Harrison acknowledged that some of the toughest staffing decisions have concerned the school system’s assistant principals, who he said have become increasingly critical to the smooth operation of schools. He added that, with the exception of the Alamance Virtual School, he and his colleagues have tried to ensure that every school has at least one assistant principal, although four of them will be forced to share a single position between them. These proposed changes proved particularly hard to stomach for commissioner Pam Thompson, who had served on the Alamance-Burlington school board before she joined the commissioner’s in 2020.

“I have real concerns about the lowering numbers of assistant principals,” she said. “I just know how important those APs are…and I know it’s all about money. But I also look at it as being about kids.”

County commissioner Pam Thompson

Thompson and her fellow commissioners went on to bombard the school system’s representatives with increasingly specific questions about their proposed allocations. These included penetrating interrogatories from commissioner Craig Turner about the system’s service contracts, and a request from Steve Carter, the vice chairman of Alamance County’s commissioners, for more details about the anticipated utility increases.

Greg Hook, the school system’s chief operations officer, conceded that a portion of these expected hikes can be attributed to greater utility usage in the aftermath of the aforementioned mold crisis. Hook added that, in order to prevent the renewed buildup of mold, area schools have kept the heat and air conditioning running 24/7 in spite of the inevitable impact on utility costs.

ABSS chief operating office Greg Hook

“I think we’re going to be up 80 percent on our cost for utilities,” the school system’s COO went on to predict; “the big one being electricity, and then, to some extent, gas.”

Another source of consternation for the county’s leaders was the lackluster level of student achievement at many area schools. Harrison conceded that 17 of the school system’s 38 schools are currently deemed “under-performing” – with only one more needed to force the whole system to adopt a state-imposed remediation plan. He nevertheless expressed optimism that the school system would fare well in this year’s end-of-grade tests.

The school system’s reps also fielded a large number of inquiries from commissioner Bill Lashley, who had been out-of-pocket for the better part of a month due to a medical crisis. Among other things, Lashley second guessed the proposed allotment to the virtual school, which Harrison tried to persuade him can’t rely solely on state-level funds to remain open.

In the meantime, Lashley assured the interim superintendent of his own support as the school system continues to struggle with its finances.

“I know it shocked a lot of folks when the newspaper said there’s a 27 percent increase in the school system’s budget,” the commissioner recalled during Thursday’s discussion. “I got a lot of calls about that increase, and my only saving grace was that I was sent to the hospital…But I know you’re looking at these things, and I want to know that we want to help you.”

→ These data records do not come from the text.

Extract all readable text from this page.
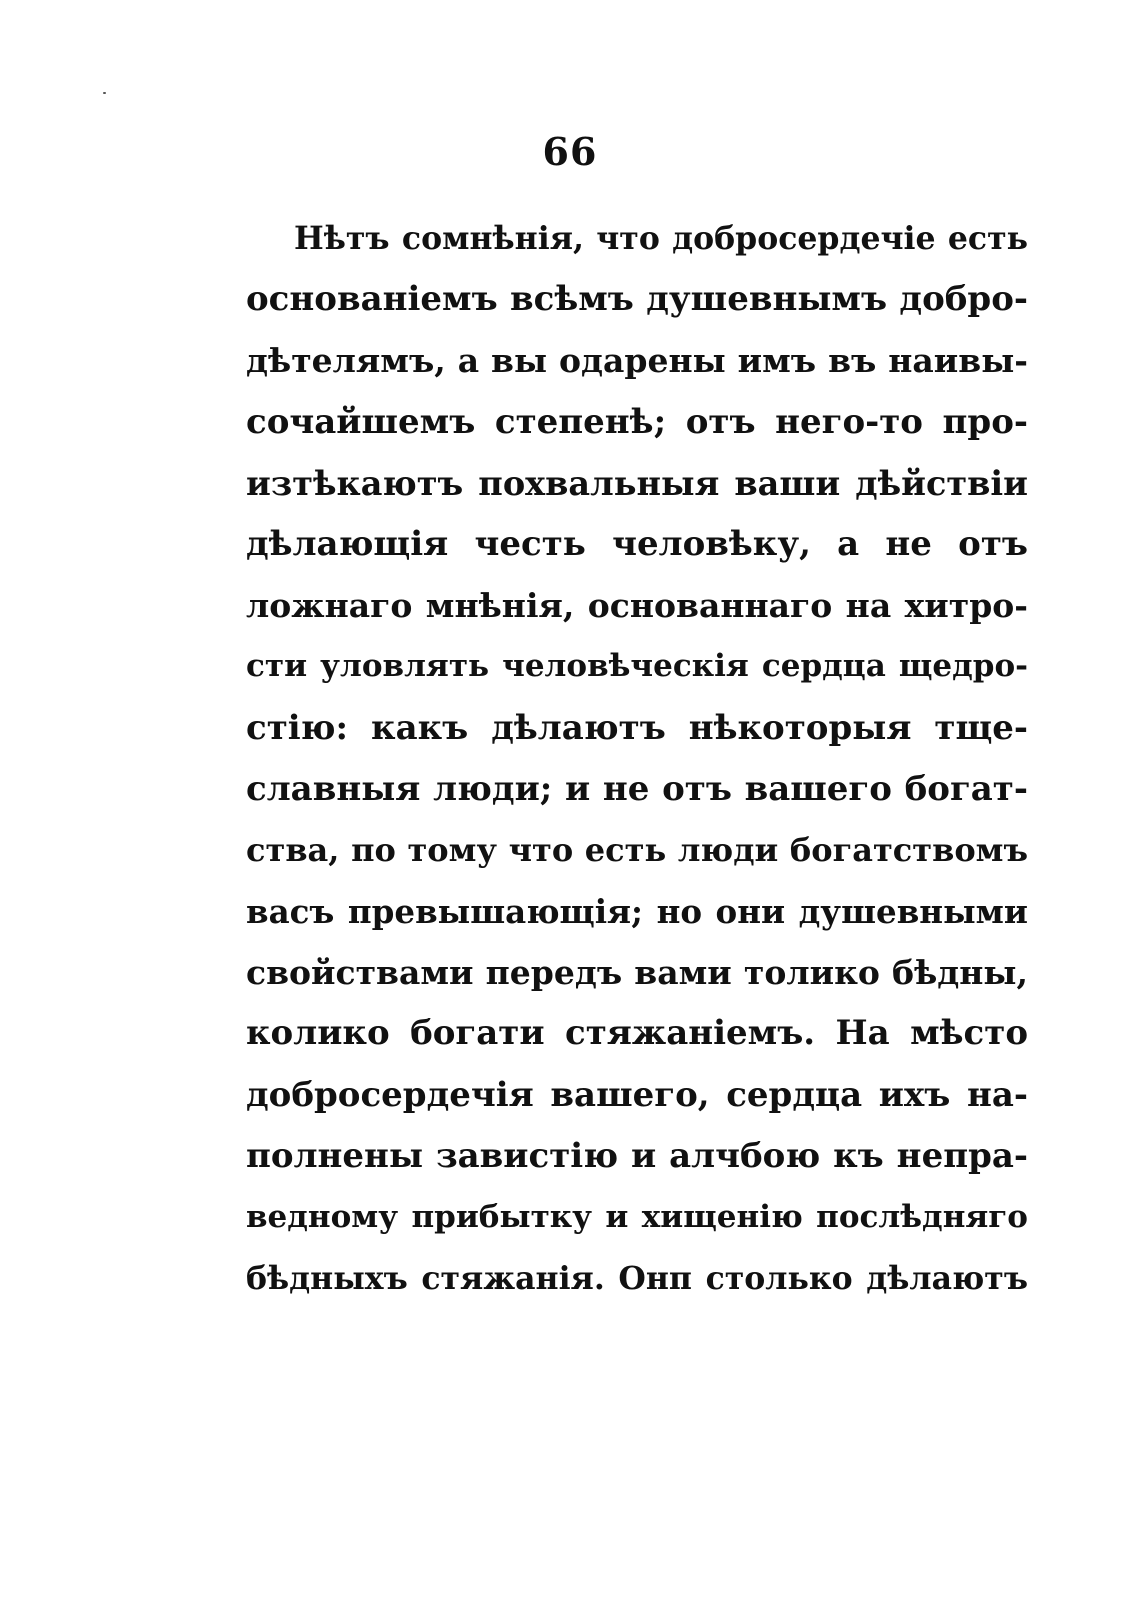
66
Нѣтъ сомнѣнія, что добросердечіе есть
основаніемъ всѣмъ душевнымъ добро-
дѣтелямъ, а вы одарены имъ въ наивы-
сочайшемъ степенѣ; отъ него-то про-
изтѣкаютъ похвальныя ваши дѣйствіи
дѣлающія честь человѣку, а не отъ
ложнаго мнѣнія, основаннаго на хитро-
сти уловлять человѣческія сердца щедро-
стію: какъ дѣлаютъ нѣкоторыя тще-
славныя люди; и не отъ вашего богат-
ства, по тому что есть люди богатствомъ
васъ превышающія; но они душевными
свойствами передъ вами толико бѣдны,
колико богати стяжаніемъ. На мѣсто
добросердечія вашего, сердца ихъ на-
полнены завистію и алчбою къ непра-
ведному прибытку и хищенію послѣдняго
бѣдныхъ стяжанія. Онп столько дѣлаютъ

The commissioners also received a much briefer report on Thursday from Ken Ingle, the president of Alamance Community College, whose budget request to the county was submitted early enough to appear in the county manager’s proposed spending plan.

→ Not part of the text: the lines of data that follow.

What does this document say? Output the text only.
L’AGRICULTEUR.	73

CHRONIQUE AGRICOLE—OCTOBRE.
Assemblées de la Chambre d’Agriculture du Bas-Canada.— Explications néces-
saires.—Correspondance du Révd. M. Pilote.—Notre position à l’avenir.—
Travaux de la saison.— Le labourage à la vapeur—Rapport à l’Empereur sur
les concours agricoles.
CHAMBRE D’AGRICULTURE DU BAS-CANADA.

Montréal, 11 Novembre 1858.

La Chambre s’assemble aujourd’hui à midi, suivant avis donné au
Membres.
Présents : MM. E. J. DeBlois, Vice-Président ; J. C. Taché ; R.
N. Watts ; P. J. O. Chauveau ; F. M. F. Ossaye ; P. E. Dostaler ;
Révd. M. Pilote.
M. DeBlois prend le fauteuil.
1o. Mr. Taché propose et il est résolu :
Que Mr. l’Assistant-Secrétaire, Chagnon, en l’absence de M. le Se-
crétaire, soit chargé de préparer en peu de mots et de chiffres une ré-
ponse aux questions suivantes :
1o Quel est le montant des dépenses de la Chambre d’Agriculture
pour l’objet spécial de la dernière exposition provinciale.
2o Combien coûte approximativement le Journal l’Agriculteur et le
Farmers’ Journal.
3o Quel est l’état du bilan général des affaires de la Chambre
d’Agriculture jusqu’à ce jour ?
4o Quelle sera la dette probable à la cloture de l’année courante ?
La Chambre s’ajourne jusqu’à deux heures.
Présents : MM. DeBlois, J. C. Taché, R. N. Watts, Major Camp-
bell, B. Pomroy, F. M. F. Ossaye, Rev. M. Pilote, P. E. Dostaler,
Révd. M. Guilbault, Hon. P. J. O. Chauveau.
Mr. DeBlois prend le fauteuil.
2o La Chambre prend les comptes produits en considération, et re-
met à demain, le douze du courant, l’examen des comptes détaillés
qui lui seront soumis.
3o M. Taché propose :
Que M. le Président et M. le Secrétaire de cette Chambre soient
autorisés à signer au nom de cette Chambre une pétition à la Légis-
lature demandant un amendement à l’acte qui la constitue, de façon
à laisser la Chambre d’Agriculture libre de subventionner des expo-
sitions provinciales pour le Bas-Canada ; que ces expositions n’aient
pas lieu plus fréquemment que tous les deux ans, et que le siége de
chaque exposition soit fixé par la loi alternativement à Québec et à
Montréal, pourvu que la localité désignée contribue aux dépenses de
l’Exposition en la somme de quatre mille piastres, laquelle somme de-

ACC president Ken Ingle (right) and chief financial officer Andrea Rollins.

In her recommendations to the commissioners, York had suggested $4,877,822 million for ACC’s operations along with another $536,000 for the community college’s capital needs. Ingle admitted that he and his colleagues had hoped for $5.7 million to cover the college’s operations.

“But we’re certainly appreciative of the $4.8 million that’s recommended from the county [for operations],” he added. “While this is a little bit of difference from what we requested, I will say that this is a significant step toward where we want to be.”

The commissioners, for their part, found little reason to nitpick over the county manager’s recommendation for the community college.

“Kudos to the manager,” commissioner Bill Lashley said as he gave voice to the prevailing view of the group. “She saw that you’d need some extra money, and she put it into her budget – a 19 percent increase.”